Я заметил, что чем лучше люди одеты, тем спокойнее они спят. У них чиста совесть, у этих богатых. Вот бедный – совсем другое дело: стоит ему задремать лишь на минуту – и он сконфужен, ему кажется, что он нанес композитору величайшее оскорбление.
Главное — оставаться собой. Это великое искусство. Это самое трудное, потому что не требует от тебя никаких усилий. Не нужно никому и ничему подражать, не нужно строить из себя мудреца или корчить недоумка… Понимаешь, о чём я? Надо просто говорить своим голосом и заниматься… э-э-э… любимым делом.
В один прекрасный день ты обнаружишь, что у тебя осталась только одна проблема – ты сам.
Что толку было доказывать, что я могу быть таким, каким меня хотят видеть, когда ничем таким я быть не желаю? Всякий раз, как ты достигаешь предела того, чего от тебя требуют, ты сталкиваешься все с той же проблемой — быть самим собой!

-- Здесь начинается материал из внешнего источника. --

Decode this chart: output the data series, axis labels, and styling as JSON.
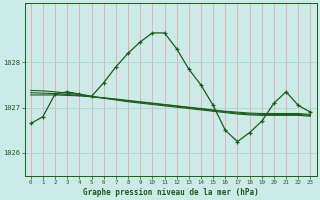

Да и вообще, разве может один человек понять душу другого? Разобраться по-настоящему? Вот если б я ногу сломал, он бы все бросил. А тут у тебя сердце разрывается от радости – это, знаете ли, скучновато. Слезы переносить легче, чем радость. Радость деструктивна, от твоей радости другому становится как-то не по себе.
«Заплачь – и будешь плакать в одиночку» – что за чушь! Плачь – и сыщется миллион крокодилов, чтобы проливать слезы вместе с тобой. Мир всегда плачет. Мир промок от слез. Смех – это другое дело. Смех мгновенен, он вспыхнул и погас. А радость – это вид экстатического кровотечения, какое-то стыдное сверхудовольствие, сочащееся изо всех пор твоего существа.
Можно быть счастливым, расчищая уличную слякоть. Главное — чтоб об этом никто не догадался. Потому что стоит им раскрыть твою тайну, пиши пропало! Тебя втопчут в ту самую слякоть, позабыв, что по чистому тротуару ходить куда приятней. Обвинят во всех смертных грехах. Начнут пенять на твою гордыню. Толпа снисходительна, лишь пока считает, что она тебя осчастливила.
Надо только писать, отказавшись от всего другого и не занимаясь больше ничем, только писать, и писать, и писать, даже если весь мир советует бросить и никто не верит в тебя.
Самому дерзкому таланту в области живописи требуется меньше времени для всеобщего признания, чем писателю такого же размаха. Максимум тридцать – сорок лет – и самый яростный революционер-художник усваивается потребителем; писателю для этого нужны порой столетия.